I've been yelled at for my graphs a lot. So after yet another chiding from my adviser, he suggested that I write up a blog post of the bare minimum requirements for competent data visualization.

1. Label Everything

Or well, not everything, but everything not obvious. So label every axis, as clearly as possible and include units when plotting something that has them, like time, temperature, calories.

The x axis doesn't get labeled because the tick marks clearly indicate that these are dates. The figure title alludes to the relationship/pattern the graph is attempting to describe. Never title a graph something like views vs. uniques vs. dates-that's what labels are for. Explain the big picture in the title. And, when labeling all your data, don't let your labels obscure information.


Instead, move the offending label so that the data is clearly visible and label anything that needs it.

2. Work with the Numbers

Be aware of the sort of scale the data lies on. Is it in the millions, hundreds, microns? What scale is the data usually on? Is the scale affecting the interpretation in any way?


In the graph above, the data looks fairly consistent 'cause the scale was set somewhat arbitrarily. On the other hand, in the graph below the data looks highly variable because the scale is set to the data. An accurate scale would be based on the typical number of comments an open thread gets.

3. Choose Colors Carefully

The following graphs all visualize the exact same data, but you'd be hard pressed to know that because the color messes with the interpretation. Stick to a few hard and fast basics and you'll be fine, and if you want to get all fancy, colorbrewer is a fantastic resource for colormaps and colourlovers is great for palettes.

Sequential data use colors in the same family (so pale red to dark red or yellows to oranges to reds or the like) and arrange them from lightest/mildest color to most vivid in the order that matches your data. So large value in your data is important? That's red. Small value important? Than that's red.

Divergent data if your data centers around some neutral central value-like hot and cold temperatures-make that central value a neutral color (like white) and use opposing colors on each side of the neutral (like shades of red for hot and shades of blue for cold).

Qualitive data such as whether a town is rural, urban, or suburban, use a map where the shades are different enough from each other that it is really clear that the data points are somewhat independent.

4. Know the Audience

As is evident from this post, I'm a huge fan of xkcd style plots. I think they're kind of adorable for blog posts, but that's about the only place they're useful.
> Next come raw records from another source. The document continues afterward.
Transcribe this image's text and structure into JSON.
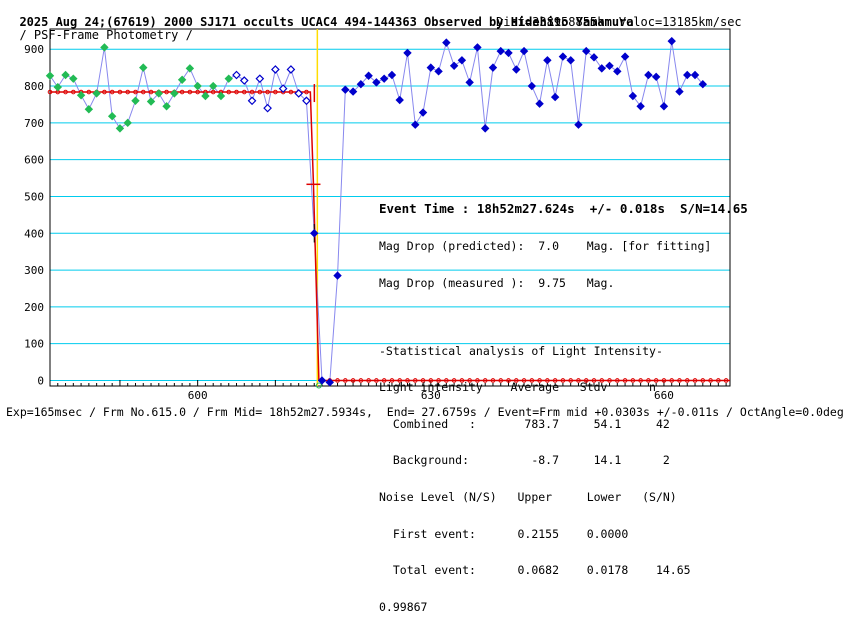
{
  "header": {
    "title": "2025 Aug 24;(67619) 2000 SJ171 occults UCAC4 494-144363 Observed by Hidehito Yamamura",
    "method": "/ PSF-Frame Photometry /",
    "distance": "Dist=338958855km Veloc=13185km/sec"
  },
  "stats": {
    "event_time": "Event Time : 18h52m27.624s  +/- 0.018s  S/N=14.65",
    "mag_pred": "Mag Drop (predicted):  7.0    Mag. [for fitting]",
    "mag_meas": "Mag Drop (measured ):  9.75   Mag.",
    "stat_title": "-Statistical analysis of Light Intensity-",
    "col_head": "Light intensity    Average   Stdv      n",
    "combined": "  Combined   :       783.7     54.1     42",
    "background": "  Background:         -8.7     14.1      2",
    "noise_head": "Noise Level (N/S)   Upper     Lower   (S/N)",
    "first": "  First event:      0.2155    0.0000",
    "total": "  Total event:      0.0682    0.0178    14.65",
    "corr": "0.99867"
  },
  "footer": "Exp=165msec / Frm No.615.0 / Frm Mid= 18h52m27.5934s,  End= 27.6759s / Event=Frm mid +0.0303s +/-0.011s / OctAngle=0.0deg",
  "colors": {
    "grid": "#00ccee",
    "green": "#22bb55",
    "blue": "#0000cc",
    "line": "#8888ee",
    "red": "#dd0000",
    "event": "#ffdd00"
  },
  "chart_data": {
    "type": "scatter",
    "xlim": [
      581,
      668.5
    ],
    "ylim": [
      -15,
      955
    ],
    "xticks": [
      600,
      630,
      660
    ],
    "yticks": [
      0,
      100,
      200,
      300,
      400,
      500,
      600,
      700,
      800,
      900
    ],
    "event_x": 615.4,
    "model": {
      "high_level": 783.7,
      "low_level": 0,
      "drop_start_x": 614.5,
      "mid_x": 614.9,
      "drop_end_x": 615.6,
      "mid_y": 533,
      "low_end_x": 616,
      "noise_errorbar": {
        "x": 615,
        "y": 400,
        "err": 25
      }
    },
    "series": [
      {
        "style": "green-filled",
        "points": [
          [
            581,
            828
          ],
          [
            582,
            797
          ],
          [
            583,
            830
          ],
          [
            584,
            820
          ],
          [
            585,
            775
          ],
          [
            586,
            737
          ],
          [
            587,
            780
          ],
          [
            588,
            905
          ],
          [
            589,
            718
          ],
          [
            590,
            685
          ],
          [
            591,
            700
          ],
          [
            592,
            760
          ],
          [
            593,
            850
          ],
          [
            594,
            758
          ],
          [
            595,
            780
          ],
          [
            596,
            745
          ],
          [
            597,
            780
          ],
          [
            598,
            817
          ],
          [
            599,
            848
          ],
          [
            600,
            800
          ],
          [
            601,
            773
          ],
          [
            602,
            800
          ],
          [
            603,
            773
          ],
          [
            604,
            820
          ]
        ]
      },
      {
        "style": "blue-open",
        "points": [
          [
            605,
            830
          ],
          [
            606,
            815
          ],
          [
            607,
            760
          ],
          [
            608,
            820
          ],
          [
            609,
            740
          ],
          [
            610,
            845
          ],
          [
            611,
            793
          ],
          [
            612,
            845
          ],
          [
            613,
            780
          ],
          [
            614,
            760
          ]
        ]
      },
      {
        "style": "blue-filled",
        "points": [
          [
            615,
            400
          ],
          [
            616,
            0
          ],
          [
            617,
            -5
          ],
          [
            618,
            285
          ],
          [
            619,
            790
          ],
          [
            620,
            785
          ],
          [
            621,
            805
          ],
          [
            622,
            828
          ],
          [
            623,
            810
          ],
          [
            624,
            820
          ],
          [
            625,
            830
          ],
          [
            626,
            762
          ],
          [
            627,
            890
          ],
          [
            628,
            695
          ],
          [
            629,
            728
          ],
          [
            630,
            850
          ],
          [
            631,
            840
          ],
          [
            632,
            918
          ],
          [
            633,
            855
          ],
          [
            634,
            870
          ],
          [
            635,
            810
          ],
          [
            636,
            905
          ],
          [
            637,
            685
          ],
          [
            638,
            850
          ],
          [
            639,
            895
          ],
          [
            640,
            890
          ],
          [
            641,
            845
          ],
          [
            642,
            895
          ],
          [
            643,
            800
          ],
          [
            644,
            752
          ],
          [
            645,
            870
          ],
          [
            646,
            770
          ],
          [
            647,
            880
          ],
          [
            648,
            870
          ],
          [
            649,
            695
          ],
          [
            650,
            895
          ],
          [
            651,
            878
          ],
          [
            652,
            848
          ],
          [
            653,
            855
          ],
          [
            654,
            840
          ],
          [
            655,
            880
          ],
          [
            656,
            773
          ],
          [
            657,
            745
          ],
          [
            658,
            830
          ],
          [
            659,
            825
          ],
          [
            660,
            745
          ],
          [
            661,
            922
          ],
          [
            662,
            785
          ],
          [
            663,
            830
          ],
          [
            664,
            830
          ],
          [
            665,
            805
          ]
        ]
      }
    ]
  }
}
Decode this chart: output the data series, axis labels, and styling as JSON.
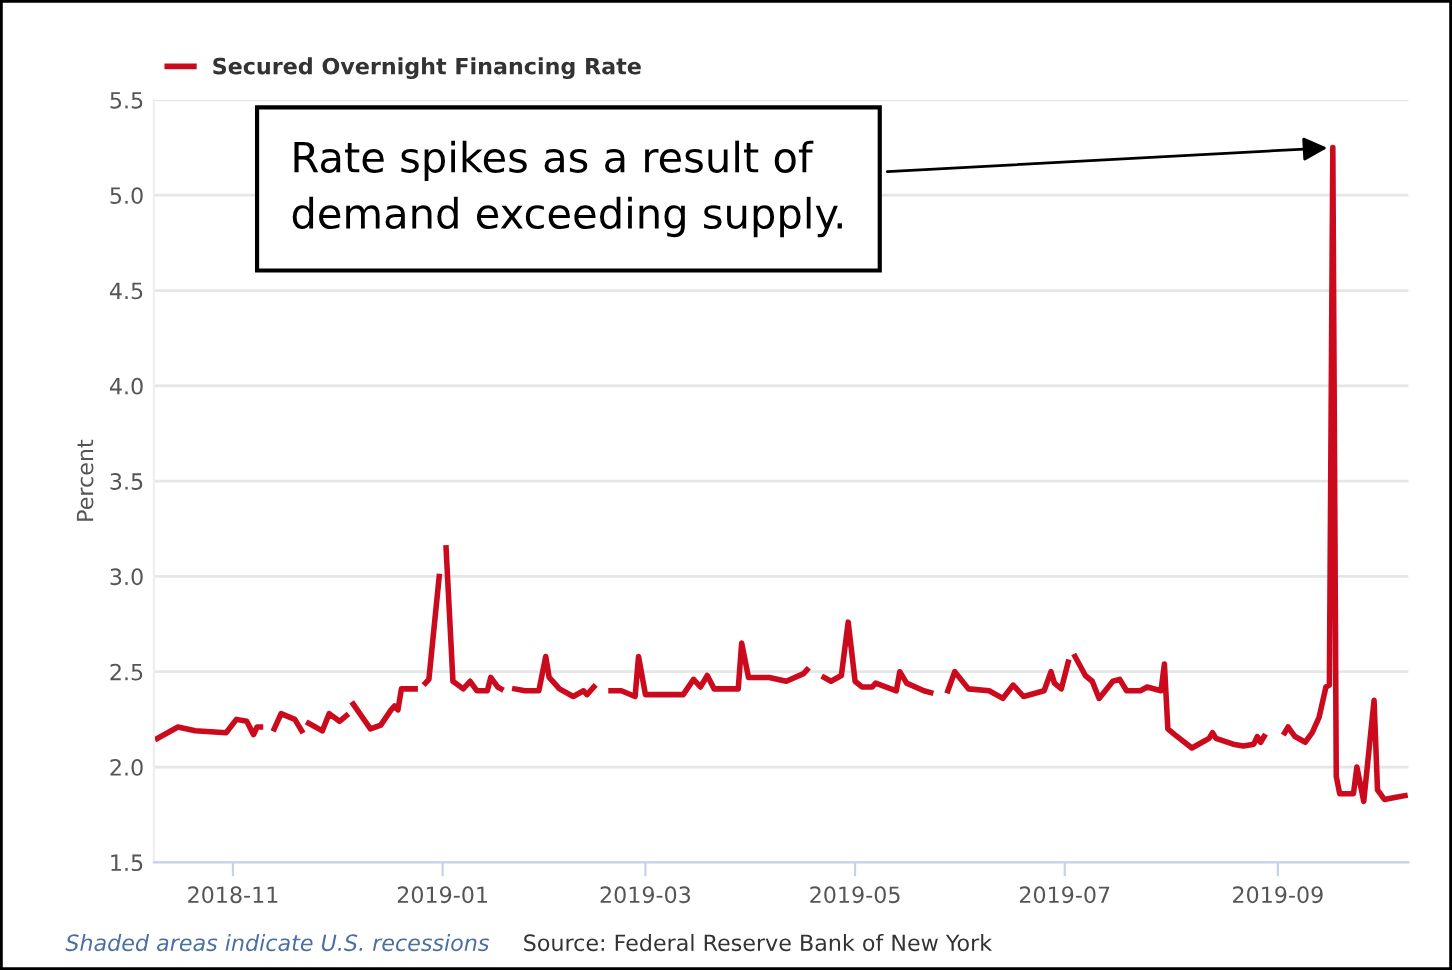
{
  "chart_data": {
    "type": "line",
    "xlabel": null,
    "ylabel": "Percent",
    "x": [
      "2018-10-10",
      "2018-10-16",
      "2018-10-21",
      "2018-10-30",
      "2018-11-02",
      "2018-11-05",
      "2018-11-07",
      "2018-11-08",
      "2018-11-09",
      null,
      "2018-11-13",
      "2018-11-15",
      "2018-11-19",
      "2018-11-21",
      null,
      "2018-11-23",
      "2018-11-27",
      "2018-11-29",
      "2018-12-02",
      "2018-12-04",
      null,
      "2018-12-06",
      "2018-12-11",
      "2018-12-14",
      "2018-12-17",
      "2018-12-18",
      "2018-12-19",
      "2018-12-20",
      "2018-12-24",
      null,
      "2018-12-27",
      "2018-12-28",
      "2018-12-31",
      null,
      "2019-01-02",
      "2019-01-04",
      "2019-01-07",
      "2019-01-09",
      "2019-01-11",
      "2019-01-14",
      "2019-01-15",
      "2019-01-17",
      "2019-01-18",
      null,
      "2019-01-22",
      "2019-01-25",
      "2019-01-29",
      "2019-01-31",
      "2019-02-01",
      "2019-02-04",
      "2019-02-08",
      "2019-02-11",
      "2019-02-12",
      "2019-02-14",
      null,
      "2019-02-19",
      "2019-02-22",
      "2019-02-26",
      "2019-02-27",
      "2019-03-01",
      "2019-03-08",
      "2019-03-12",
      "2019-03-15",
      "2019-03-17",
      "2019-03-19",
      "2019-03-21",
      "2019-03-28",
      "2019-03-29",
      "2019-03-31",
      "2019-04-06",
      "2019-04-11",
      "2019-04-16",
      "2019-04-17",
      null,
      "2019-04-22",
      "2019-04-24",
      "2019-04-27",
      "2019-04-29",
      "2019-05-01",
      "2019-05-03",
      "2019-05-06",
      "2019-05-07",
      "2019-05-13",
      "2019-05-14",
      "2019-05-16",
      "2019-05-21",
      "2019-05-23",
      null,
      "2019-05-28",
      "2019-05-30",
      "2019-06-03",
      "2019-06-09",
      "2019-06-13",
      "2019-06-16",
      "2019-06-19",
      "2019-06-25",
      "2019-06-27",
      "2019-06-28",
      "2019-06-30",
      "2019-07-02",
      null,
      "2019-07-04",
      "2019-07-07",
      "2019-07-09",
      "2019-07-11",
      "2019-07-15",
      "2019-07-17",
      "2019-07-19",
      "2019-07-23",
      "2019-07-25",
      "2019-07-29",
      "2019-07-30",
      "2019-07-31",
      "2019-08-02",
      "2019-08-07",
      "2019-08-10",
      "2019-08-12",
      "2019-08-13",
      "2019-08-14",
      "2019-08-19",
      "2019-08-22",
      "2019-08-25",
      "2019-08-26",
      "2019-08-27",
      "2019-08-28",
      null,
      "2019-09-03",
      "2019-09-04",
      "2019-09-06",
      "2019-09-09",
      "2019-09-11",
      "2019-09-13",
      "2019-09-15",
      "2019-09-16",
      "2019-09-17",
      "2019-09-18",
      "2019-09-19",
      "2019-09-23",
      "2019-09-24",
      "2019-09-26",
      "2019-09-29",
      "2019-09-30",
      "2019-10-02",
      "2019-10-05",
      "2019-10-08"
    ],
    "series": [
      {
        "name": "Secured Overnight Financing Rate",
        "color": "#cc0a1e",
        "values": [
          2.15,
          2.21,
          2.19,
          2.18,
          2.25,
          2.24,
          2.17,
          2.21,
          2.21,
          null,
          2.2,
          2.28,
          2.25,
          2.19,
          null,
          2.23,
          2.19,
          2.28,
          2.24,
          2.27,
          null,
          2.33,
          2.2,
          2.22,
          2.3,
          2.32,
          2.3,
          2.41,
          2.41,
          null,
          2.44,
          2.46,
          3.0,
          null,
          3.15,
          2.45,
          2.41,
          2.45,
          2.4,
          2.4,
          2.47,
          2.42,
          2.41,
          null,
          2.41,
          2.4,
          2.4,
          2.58,
          2.47,
          2.41,
          2.37,
          2.4,
          2.38,
          2.42,
          null,
          2.4,
          2.4,
          2.37,
          2.58,
          2.38,
          2.38,
          2.38,
          2.46,
          2.42,
          2.48,
          2.41,
          2.41,
          2.65,
          2.47,
          2.47,
          2.45,
          2.49,
          2.51,
          null,
          2.47,
          2.45,
          2.48,
          2.76,
          2.45,
          2.42,
          2.42,
          2.44,
          2.4,
          2.5,
          2.44,
          2.4,
          2.39,
          null,
          2.4,
          2.5,
          2.41,
          2.4,
          2.36,
          2.43,
          2.37,
          2.4,
          2.5,
          2.44,
          2.41,
          2.55,
          null,
          2.58,
          2.48,
          2.45,
          2.36,
          2.45,
          2.46,
          2.4,
          2.4,
          2.42,
          2.4,
          2.54,
          2.2,
          2.17,
          2.1,
          2.13,
          2.15,
          2.18,
          2.15,
          2.12,
          2.11,
          2.12,
          2.16,
          2.13,
          2.16,
          null,
          2.18,
          2.21,
          2.16,
          2.13,
          2.18,
          2.26,
          2.42,
          2.43,
          5.25,
          1.95,
          1.86,
          1.86,
          2.0,
          1.82,
          2.35,
          1.88,
          1.83,
          1.84,
          1.85
        ]
      }
    ],
    "xlim": [
      "2018-10-09",
      "2019-10-09"
    ],
    "xticks": [
      {
        "value": "2018-11-01",
        "label": "2018-11"
      },
      {
        "value": "2019-01-01",
        "label": "2019-01"
      },
      {
        "value": "2019-03-01",
        "label": "2019-03"
      },
      {
        "value": "2019-05-01",
        "label": "2019-05"
      },
      {
        "value": "2019-07-01",
        "label": "2019-07"
      },
      {
        "value": "2019-09-01",
        "label": "2019-09"
      }
    ],
    "ylim": [
      1.5,
      5.5
    ],
    "yticks": [
      {
        "value": 1.5,
        "label": "1.5"
      },
      {
        "value": 2.0,
        "label": "2.0"
      },
      {
        "value": 2.5,
        "label": "2.5"
      },
      {
        "value": 3.0,
        "label": "3.0"
      },
      {
        "value": 3.5,
        "label": "3.5"
      },
      {
        "value": 4.0,
        "label": "4.0"
      },
      {
        "value": 4.5,
        "label": "4.5"
      },
      {
        "value": 5.0,
        "label": "5.0"
      },
      {
        "value": 5.5,
        "label": "5.5"
      }
    ],
    "grid": "y",
    "legend": "top left",
    "marker": "none",
    "line_style": "solid",
    "annotations": [
      {
        "text": "Rate spikes as a result of\ndemand exceeding supply.",
        "x": "2019-09-17",
        "y": 5.25
      },
      "Shaded areas indicate U.S. recessions",
      "Source: Federal Reserve Bank of New York"
    ]
  }
}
Sometimes they can be worked into a presentation and sometimes they just won't go over well, and creating for the audience is key. Pay attention to fontstyles, linestyles, point sizes, line weights, font sizes, anything else that's a part of how the graph looks rather than the information in it, because those read very differently in a paper, a presentation, and on the web.

While I may feel the following graph is better suited for the web because of its casualness and very heavy line weights, the one underneath would be far more appropriate in an academic environment.

5. Use the Correct Graph

I know that this should seem trivial, but all too often people either get enraptured with a visualization technique (chord graphs) or are really comfortable with a handful of techniques and try to use them where they just don't belong.

This should not be a line graph because each data point is independent of the other data point, so it is hard to see what is going on. A bar chart does a much better job of showing how much the different hackerspace authors are dominating the front page at the moment.

And yes, everyone hates on pie charts, but they're reasonably good at showing how parts relate to a whole. There's a great argument for pie charts only having two slices (how one part relates to a whole), but the key is that the proportionality of the slice must be clearly identifiable.

There's no hard and fast rule for choosing the correct type. My adviser's suggestion is to think about the questions the visualization is supposed to answer and then work backward from there. There's a similar concept among data visualization people of starting with the story the data is supposed to tell.

For more resources, check out my IPython Notebook of all the graphs in this post, fosslien's Stop Visually Assulting Me, Andrew Abela's Chart Chooser, Krygier's Geo 353, and pretty much anything Tufte.

ETA: Edited some of the graphs per Kuiper Belle's suggestions. The notebook has been updated to show the new graphs and still has the old graphs in it.

ETA2: Alejandro and lostwallet brought up a great addendum to rule #2. When plotting two things of the same type (like pageviews) and in a similar range, keep the scales consistent within the graph and across graphs.